On problem 8 when looking at the relative errors for each $n_k$ for RK4 and FE, I get a kind of silly plot for RK4, with the relative errors not changing much for each $n_k$:

So I get a smaller convergence rate for RK4 than for FE (0.07 vs 1.4), because the maximum deviations $\Delta_{max,k}$ stay around 1e-5 for RK4, but for FE they decrease more significantly. This doesn't sound like how it should be?

[anderkve]

Hi @ivarlon!

Indeed, this doesn't look as expected for the RK4... If you share a link to your repo we may have time tomorrow to take a quick look at your RK4 code (no guarantees, though).

One thing to check: if you are evaluating the analytical solution in your Python plotting script, rather than in your C++ simulation code, make sure that the exact timesteps match between the two codes, i.e. that you are comparing the two solutions at exactly the same times.

If you can't figure out the problem in time, I'd advice you to write a short discussion in your report about what you suspect the problem might be, and what you would expect this plot to look like if everything was working as it should.

[ivarlon]

I just figured it out, and it's because I forgot a little about project 1... I didn't have enough precision in the output xD. So it works much better now that I changed output precision from 6 to 10 digits. And even better with 14 digits. Still, is it weird that I get a convergence rate for FE bigger than 1?

[anderkve]

Still, is it weird that I get a convergence rate for FE bigger than 1?

No, it's not surprising. We haven't discussed it much in the lectures, but the theoretically expected convergence rate is technically what you expect in the limit $h \rightarrow 0$. Before you get sufficiently close to that limit you will in general see a different convergence rate.

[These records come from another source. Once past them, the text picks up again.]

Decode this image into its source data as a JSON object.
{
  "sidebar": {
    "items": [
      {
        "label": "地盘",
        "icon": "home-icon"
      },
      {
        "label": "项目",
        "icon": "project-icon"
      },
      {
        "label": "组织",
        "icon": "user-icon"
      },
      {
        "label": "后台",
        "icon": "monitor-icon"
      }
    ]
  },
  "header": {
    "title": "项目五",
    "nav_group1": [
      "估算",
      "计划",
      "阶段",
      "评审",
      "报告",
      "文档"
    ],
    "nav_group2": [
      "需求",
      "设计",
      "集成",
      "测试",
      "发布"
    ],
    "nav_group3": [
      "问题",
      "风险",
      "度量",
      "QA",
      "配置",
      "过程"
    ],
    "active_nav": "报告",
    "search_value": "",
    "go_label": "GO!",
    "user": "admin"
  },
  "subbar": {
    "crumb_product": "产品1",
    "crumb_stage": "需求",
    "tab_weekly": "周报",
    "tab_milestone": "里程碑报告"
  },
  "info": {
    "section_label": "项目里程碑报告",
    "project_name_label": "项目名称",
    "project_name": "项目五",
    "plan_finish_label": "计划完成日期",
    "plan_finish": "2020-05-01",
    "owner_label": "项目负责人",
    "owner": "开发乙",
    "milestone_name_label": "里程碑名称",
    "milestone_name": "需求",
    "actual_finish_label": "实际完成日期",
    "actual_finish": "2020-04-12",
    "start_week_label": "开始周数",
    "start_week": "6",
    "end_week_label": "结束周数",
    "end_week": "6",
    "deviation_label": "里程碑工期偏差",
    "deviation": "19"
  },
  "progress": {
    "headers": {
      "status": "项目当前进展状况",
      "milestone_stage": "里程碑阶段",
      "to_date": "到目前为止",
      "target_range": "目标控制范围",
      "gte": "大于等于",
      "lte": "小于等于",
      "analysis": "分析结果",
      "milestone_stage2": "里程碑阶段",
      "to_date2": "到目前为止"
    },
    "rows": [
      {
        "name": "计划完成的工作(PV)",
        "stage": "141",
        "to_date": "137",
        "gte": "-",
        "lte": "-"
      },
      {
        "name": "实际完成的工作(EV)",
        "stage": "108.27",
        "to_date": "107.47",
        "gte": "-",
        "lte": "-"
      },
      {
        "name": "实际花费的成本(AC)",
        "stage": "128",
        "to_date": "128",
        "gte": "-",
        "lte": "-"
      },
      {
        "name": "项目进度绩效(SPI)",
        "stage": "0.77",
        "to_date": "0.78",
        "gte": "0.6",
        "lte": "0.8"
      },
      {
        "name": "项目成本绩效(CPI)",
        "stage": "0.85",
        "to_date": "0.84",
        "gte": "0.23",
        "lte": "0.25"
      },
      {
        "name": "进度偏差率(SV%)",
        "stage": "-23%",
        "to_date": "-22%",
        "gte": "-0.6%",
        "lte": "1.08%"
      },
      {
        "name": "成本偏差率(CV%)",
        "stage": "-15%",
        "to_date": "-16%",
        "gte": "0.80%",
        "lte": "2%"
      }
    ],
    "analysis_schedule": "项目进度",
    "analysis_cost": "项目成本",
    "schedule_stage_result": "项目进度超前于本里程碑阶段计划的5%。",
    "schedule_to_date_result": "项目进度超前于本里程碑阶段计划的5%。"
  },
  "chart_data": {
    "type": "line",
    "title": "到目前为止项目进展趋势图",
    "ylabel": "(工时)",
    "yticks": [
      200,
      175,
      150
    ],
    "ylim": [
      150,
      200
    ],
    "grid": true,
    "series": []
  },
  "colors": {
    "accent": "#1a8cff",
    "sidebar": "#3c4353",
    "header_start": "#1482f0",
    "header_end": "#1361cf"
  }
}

If you have time, you may check if your data points indicate a trend towards a convergence rate of 1 as the stepsize $h$ decreases. Note that the expression for the convergence rate is just an averaging of the slopes between our four points in a log-log plot. So an easy way to illustrate/check this is to plot the four points in a log-log plot, along with a line of slope 1. (Keep in mind that you are just comparing the slopes here -- there will be some arbitrary offset between the two graphs, so you can shift around your slope-1 line as you want to make the plot look nice.)